Help could potentially come in the form of the Good Cause Eviction bill. The measure was introduced by Sen. Julia Salazar of Brooklyn and Assembly Member Pamela Hunter of Syracuse in 2019 and 2021 without coming up for a vote.
Fourteen labor groups representing hundreds of thousands of workers are urging Gov. Kathy Hochul and state legislators to support these needed protections, according to The Gothamist. If the law passes, landlords would still be permitted to evict a tenant, but under reasons that would be labeled “good cause.” Some examples would include failure to pay rent, causing a nuisance, or if the landlord wants to take back the apartment to use it themselves.
The law would also allow tenants to challenge “annual rent increases that are over 3%, or in years when inflation is high, over 150% of the consumer price index, whichever is higher.” The strategist for the Housing Justice for All Coalition, Cea Weaver, spoke about landlords’ leverage in evictions.

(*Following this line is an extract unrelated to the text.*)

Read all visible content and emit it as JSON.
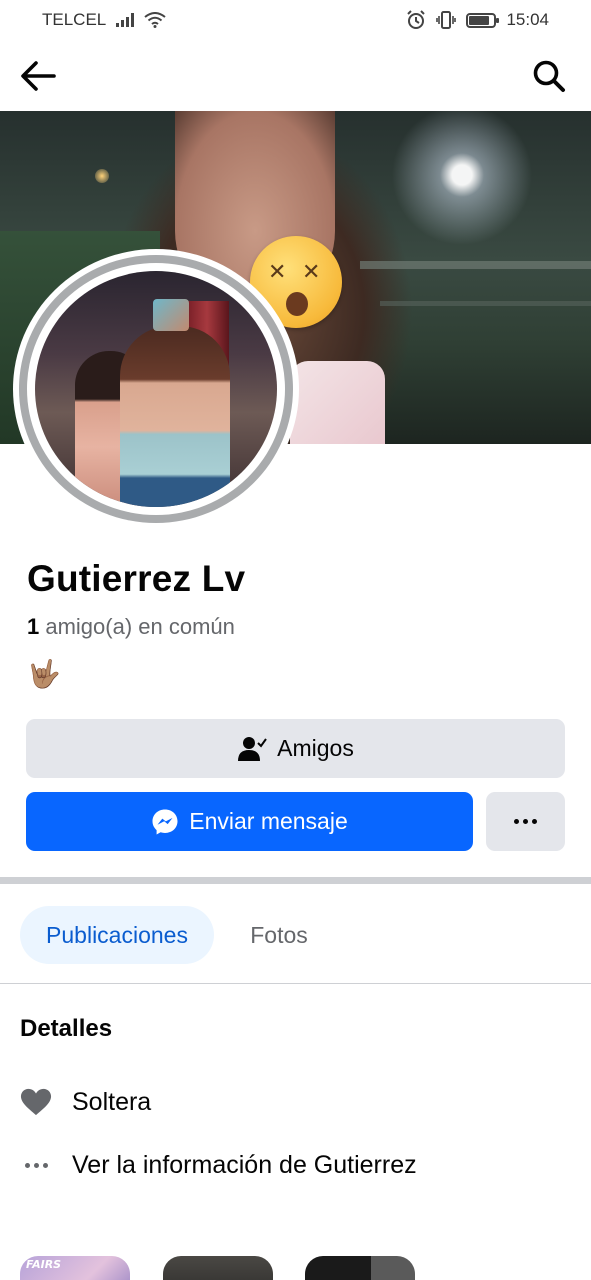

“Landlords are forcing people to leave their homes for no reason other than the lease is up,” said Cea Weaver, a tenant rights advocate, and a strategist for the Housing Justice for All Coalition. “They are achieving their aim largely by refusing to renew leases and hiking rents. This legislation gives tenants a right to remain in their homes unless landlords have a good reason to force them out.”
Not everybody is on board with the potential measures, however. Rochester, the largest city in New York to consider “good cause” protections so far, had their city council vote it down. A spokesperson for Homeowners for an Affordable New York, Ross M. Wallenstein, also described the legislation as “overreaching.”

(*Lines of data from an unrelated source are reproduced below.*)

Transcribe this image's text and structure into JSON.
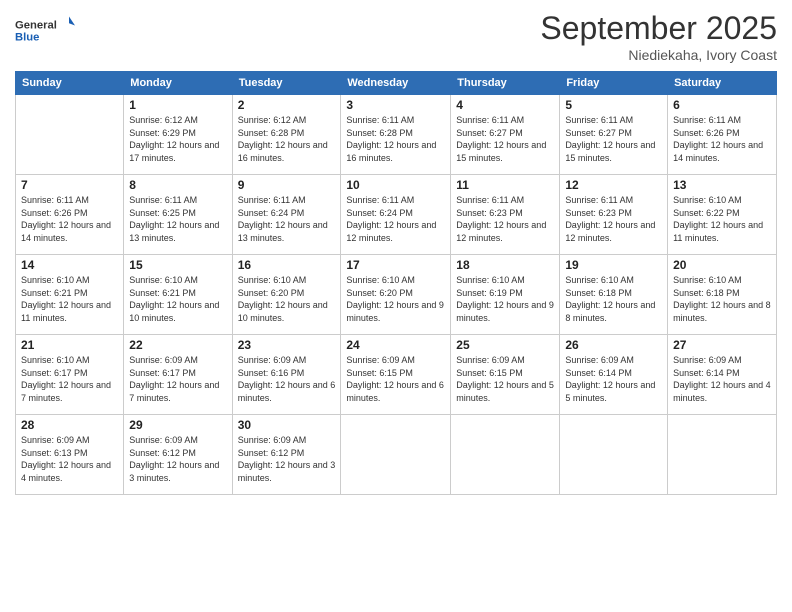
{
  "logo": {
    "general": "General",
    "blue": "Blue"
  },
  "header": {
    "month": "September 2025",
    "location": "Niediekaha, Ivory Coast"
  },
  "days_of_week": [
    "Sunday",
    "Monday",
    "Tuesday",
    "Wednesday",
    "Thursday",
    "Friday",
    "Saturday"
  ],
  "weeks": [
    [
      {
        "day": "",
        "info": ""
      },
      {
        "day": "1",
        "sunrise": "Sunrise: 6:12 AM",
        "sunset": "Sunset: 6:29 PM",
        "daylight": "Daylight: 12 hours and 17 minutes."
      },
      {
        "day": "2",
        "sunrise": "Sunrise: 6:12 AM",
        "sunset": "Sunset: 6:28 PM",
        "daylight": "Daylight: 12 hours and 16 minutes."
      },
      {
        "day": "3",
        "sunrise": "Sunrise: 6:11 AM",
        "sunset": "Sunset: 6:28 PM",
        "daylight": "Daylight: 12 hours and 16 minutes."
      },
      {
        "day": "4",
        "sunrise": "Sunrise: 6:11 AM",
        "sunset": "Sunset: 6:27 PM",
        "daylight": "Daylight: 12 hours and 15 minutes."
      },
      {
        "day": "5",
        "sunrise": "Sunrise: 6:11 AM",
        "sunset": "Sunset: 6:27 PM",
        "daylight": "Daylight: 12 hours and 15 minutes."
      },
      {
        "day": "6",
        "sunrise": "Sunrise: 6:11 AM",
        "sunset": "Sunset: 6:26 PM",
        "daylight": "Daylight: 12 hours and 14 minutes."
      }
    ],
    [
      {
        "day": "7",
        "sunrise": "Sunrise: 6:11 AM",
        "sunset": "Sunset: 6:26 PM",
        "daylight": "Daylight: 12 hours and 14 minutes."
      },
      {
        "day": "8",
        "sunrise": "Sunrise: 6:11 AM",
        "sunset": "Sunset: 6:25 PM",
        "daylight": "Daylight: 12 hours and 13 minutes."
      },
      {
        "day": "9",
        "sunrise": "Sunrise: 6:11 AM",
        "sunset": "Sunset: 6:24 PM",
        "daylight": "Daylight: 12 hours and 13 minutes."
      },
      {
        "day": "10",
        "sunrise": "Sunrise: 6:11 AM",
        "sunset": "Sunset: 6:24 PM",
        "daylight": "Daylight: 12 hours and 12 minutes."
      },
      {
        "day": "11",
        "sunrise": "Sunrise: 6:11 AM",
        "sunset": "Sunset: 6:23 PM",
        "daylight": "Daylight: 12 hours and 12 minutes."
      },
      {
        "day": "12",
        "sunrise": "Sunrise: 6:11 AM",
        "sunset": "Sunset: 6:23 PM",
        "daylight": "Daylight: 12 hours and 12 minutes."
      },
      {
        "day": "13",
        "sunrise": "Sunrise: 6:10 AM",
        "sunset": "Sunset: 6:22 PM",
        "daylight": "Daylight: 12 hours and 11 minutes."
      }
    ],
    [
      {
        "day": "14",
        "sunrise": "Sunrise: 6:10 AM",
        "sunset": "Sunset: 6:21 PM",
        "daylight": "Daylight: 12 hours and 11 minutes."
      },
      {
        "day": "15",
        "sunrise": "Sunrise: 6:10 AM",
        "sunset": "Sunset: 6:21 PM",
        "daylight": "Daylight: 12 hours and 10 minutes."
      },
      {
        "day": "16",
        "sunrise": "Sunrise: 6:10 AM",
        "sunset": "Sunset: 6:20 PM",
        "daylight": "Daylight: 12 hours and 10 minutes."
      },
      {
        "day": "17",
        "sunrise": "Sunrise: 6:10 AM",
        "sunset": "Sunset: 6:20 PM",
        "daylight": "Daylight: 12 hours and 9 minutes."
      },
      {
        "day": "18",
        "sunrise": "Sunrise: 6:10 AM",
        "sunset": "Sunset: 6:19 PM",
        "daylight": "Daylight: 12 hours and 9 minutes."
      },
      {
        "day": "19",
        "sunrise": "Sunrise: 6:10 AM",
        "sunset": "Sunset: 6:18 PM",
        "daylight": "Daylight: 12 hours and 8 minutes."
      },
      {
        "day": "20",
        "sunrise": "Sunrise: 6:10 AM",
        "sunset": "Sunset: 6:18 PM",
        "daylight": "Daylight: 12 hours and 8 minutes."
      }
    ],
    [
      {
        "day": "21",
        "sunrise": "Sunrise: 6:10 AM",
        "sunset": "Sunset: 6:17 PM",
        "daylight": "Daylight: 12 hours and 7 minutes."
      },
      {
        "day": "22",
        "sunrise": "Sunrise: 6:09 AM",
        "sunset": "Sunset: 6:17 PM",
        "daylight": "Daylight: 12 hours and 7 minutes."
      },
      {
        "day": "23",
        "sunrise": "Sunrise: 6:09 AM",
        "sunset": "Sunset: 6:16 PM",
        "daylight": "Daylight: 12 hours and 6 minutes."
      },
      {
        "day": "24",
        "sunrise": "Sunrise: 6:09 AM",
        "sunset": "Sunset: 6:15 PM",
        "daylight": "Daylight: 12 hours and 6 minutes."
      },
      {
        "day": "25",
        "sunrise": "Sunrise: 6:09 AM",
        "sunset": "Sunset: 6:15 PM",
        "daylight": "Daylight: 12 hours and 5 minutes."
      },
      {
        "day": "26",
        "sunrise": "Sunrise: 6:09 AM",
        "sunset": "Sunset: 6:14 PM",
        "daylight": "Daylight: 12 hours and 5 minutes."
      },
      {
        "day": "27",
        "sunrise": "Sunrise: 6:09 AM",
        "sunset": "Sunset: 6:14 PM",
        "daylight": "Daylight: 12 hours and 4 minutes."
      }
    ],
    [
      {
        "day": "28",
        "sunrise": "Sunrise: 6:09 AM",
        "sunset": "Sunset: 6:13 PM",
        "daylight": "Daylight: 12 hours and 4 minutes."
      },
      {
        "day": "29",
        "sunrise": "Sunrise: 6:09 AM",
        "sunset": "Sunset: 6:12 PM",
        "daylight": "Daylight: 12 hours and 3 minutes."
      },
      {
        "day": "30",
        "sunrise": "Sunrise: 6:09 AM",
        "sunset": "Sunset: 6:12 PM",
        "daylight": "Daylight: 12 hours and 3 minutes."
      },
      {
        "day": "",
        "info": ""
      },
      {
        "day": "",
        "info": ""
      },
      {
        "day": "",
        "info": ""
      },
      {
        "day": "",
        "info": ""
      }
    ]
  ]
}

“These unions may think they are helping everyday renters, but really what they will do in pushing for this overreaching legislation is causing higher property taxes, higher rents, fewer quality homes and impossible undue burdens on property owners,” Wallenstein said.
A study notes that Black New Yorkers are three times as likely to get evicted than whites. The Bronx, which has the highest share of Black renters, had the highest number of eviction cases the first months after the moratorium was lifted. If good cause measures are in place, one-fourth of all renter households in the county would be eligible, NYU-CSSNY reported.